= 1976 Griffin Golden Helmet Trophy =

The 1976 Griffin Golden Helmet Trophy was a non-championship Formula Three race, held at the Mallory Park circuit, in Leicestershire, England, on 26 September. The race saw Stephen South score his first International race victory.

==Report==

===Entry===
A total of 26 F3 cars were entered for the event, however of those, only seventeen took part in qualifying and race. Of the nine, who were entered, but did not arrive included the BARC BP Super Visco British F3 Champion, Rupert Keegan.

===Qualifying===
Stephen South took pole position, ahead of Brazilian Paulo Gomes. Another Brazilian, Aryon Cornelsen-Filho took third with Geoff Lees completing the second row of the grid.

===Race===
After 18 laps of the Mallory Park circuit, South took the chequered flag, in a time of 13:35.4 mins., averaging a speed of 107.28 mph. Second place went to Lees, who was just 1.4secs behind.
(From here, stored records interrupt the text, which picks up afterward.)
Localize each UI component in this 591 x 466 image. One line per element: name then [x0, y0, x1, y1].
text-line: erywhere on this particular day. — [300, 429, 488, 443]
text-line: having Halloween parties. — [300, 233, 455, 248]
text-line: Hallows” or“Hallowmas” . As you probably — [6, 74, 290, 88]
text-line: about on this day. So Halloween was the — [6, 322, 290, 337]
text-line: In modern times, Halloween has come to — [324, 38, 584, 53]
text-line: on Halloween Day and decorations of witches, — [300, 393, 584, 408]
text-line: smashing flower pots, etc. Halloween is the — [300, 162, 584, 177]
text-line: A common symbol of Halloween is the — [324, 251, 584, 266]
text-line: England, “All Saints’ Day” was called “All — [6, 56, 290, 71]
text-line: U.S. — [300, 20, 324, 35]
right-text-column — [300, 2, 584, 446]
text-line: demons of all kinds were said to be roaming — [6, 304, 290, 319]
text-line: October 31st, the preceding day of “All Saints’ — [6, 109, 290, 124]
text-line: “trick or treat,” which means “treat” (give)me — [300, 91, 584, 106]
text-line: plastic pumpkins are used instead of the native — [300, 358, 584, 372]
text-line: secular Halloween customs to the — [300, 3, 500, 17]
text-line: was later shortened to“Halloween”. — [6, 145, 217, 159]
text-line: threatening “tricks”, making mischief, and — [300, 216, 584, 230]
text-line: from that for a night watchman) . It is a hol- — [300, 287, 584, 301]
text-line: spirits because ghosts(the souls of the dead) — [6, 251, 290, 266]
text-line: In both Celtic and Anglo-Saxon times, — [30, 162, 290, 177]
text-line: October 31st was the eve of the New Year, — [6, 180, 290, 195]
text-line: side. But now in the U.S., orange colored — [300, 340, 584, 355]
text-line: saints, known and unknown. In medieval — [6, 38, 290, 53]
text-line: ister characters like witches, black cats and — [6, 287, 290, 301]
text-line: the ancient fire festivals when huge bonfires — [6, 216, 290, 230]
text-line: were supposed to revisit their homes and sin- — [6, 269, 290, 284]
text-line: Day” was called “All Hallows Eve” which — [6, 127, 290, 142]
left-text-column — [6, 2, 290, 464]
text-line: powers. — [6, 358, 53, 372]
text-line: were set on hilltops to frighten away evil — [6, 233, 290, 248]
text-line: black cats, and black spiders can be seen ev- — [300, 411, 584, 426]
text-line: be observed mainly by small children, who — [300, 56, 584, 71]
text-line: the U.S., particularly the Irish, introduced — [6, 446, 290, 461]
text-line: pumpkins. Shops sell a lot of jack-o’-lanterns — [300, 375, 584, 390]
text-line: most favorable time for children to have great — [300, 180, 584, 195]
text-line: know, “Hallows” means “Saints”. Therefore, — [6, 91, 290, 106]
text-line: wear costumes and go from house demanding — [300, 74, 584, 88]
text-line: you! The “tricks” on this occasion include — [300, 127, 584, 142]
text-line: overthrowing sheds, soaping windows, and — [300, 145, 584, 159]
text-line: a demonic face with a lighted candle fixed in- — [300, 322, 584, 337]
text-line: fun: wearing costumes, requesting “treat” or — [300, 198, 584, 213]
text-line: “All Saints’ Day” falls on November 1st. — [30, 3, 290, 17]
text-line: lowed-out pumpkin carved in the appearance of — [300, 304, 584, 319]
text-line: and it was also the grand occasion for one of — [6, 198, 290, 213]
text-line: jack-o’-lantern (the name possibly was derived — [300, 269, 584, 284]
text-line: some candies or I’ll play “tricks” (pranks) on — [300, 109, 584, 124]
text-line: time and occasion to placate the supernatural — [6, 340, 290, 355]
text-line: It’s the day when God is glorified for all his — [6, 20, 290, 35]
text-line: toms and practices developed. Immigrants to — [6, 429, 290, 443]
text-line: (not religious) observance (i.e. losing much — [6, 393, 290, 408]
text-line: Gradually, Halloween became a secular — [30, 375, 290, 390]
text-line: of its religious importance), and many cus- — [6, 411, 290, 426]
Gomes was a little further adrift in third, completed the podium.

==Classification==

===Race===

| Pos. | No. | Driver | Entrant | Car - Engine | Time, Laps | Reason Out |
| 1st | 1 | GBR Stephen South | Dortmunder Union Bier/Bogarts of Birmingham | March-Toyota 763 | 13:35.4 |  |
| 2nd | 18 | GBR Geoff Lees | Rob Roy Racing with D.J. Bond | Chevron-Toyota B34 | 13:36.8 |  |
| 3rd | 25 | Brazil Paulo Gomes | Team Modus Ltd | Modus-Toyota M1 | 13:43.2 |  |
| 4th | 11 | Australia Geoff Brabham | Brabham Racing Organisation | Ralt-Toyota RT1/76 | 13:44.6 |  |
| 5th | 29 | Brazil Aryon Cornelsen-Filho | March Racing Ltd | March-Toyota 763 | 13:45.4 |  |
| 6th | 28 | Netherlands Boy Hayje | F & S Properties | Ralt-Toyota RT1/76 | 13:46.4 |  |
| 7th | 30 | GBR Barrie Maskell | Jeff Sharpe | Dastle-Ford Mk 10B (or Mk 12) |  |  |
| 8th | 6 | Australia Paul Bernasconi | Paul Bernasconi | Ralt-Toyota RT1/76 |  |  |
| 9th | 26 | GBR Tim Keen | Team Modus Ltd | Modus-Toyota M1 |  |  |
| 10th | 22 | Belgium Pierre Dieudonné | Dr. Joseph Ehrlich | Ehrlich-Toyota ES5/6 |  |  |
| DNF | 16 | GBR John Lain | Imado Watch Company Ltd | Modus-Ford M1 |  |  |
| DNF | 8 | Sweden Torsten Palm |  | Ralt-Toyota RT1/76 |  |  |
| DNF | 27 | GBR Bruce Coate-Bond | Waves (Car Displays) | March-Toyota 753 |  |  |
| DNF | 20 | GBR Roger Andreason |  | GRD-GRD 374 |  |
| DNF | 2 | Switzerland Giordano Regazzoni |  | March-Toyota 753 |  |  |
| DNF | 21 | Spain Luis de Almenara | Ray Race International | Ray-Toyota 376 |  |  |
| DNF | 5 | GBR Tony Dron |  | March-Toyota 763 |  |  |

- Fastest lap: Stephen South & Geoff Lees, 44.6secs.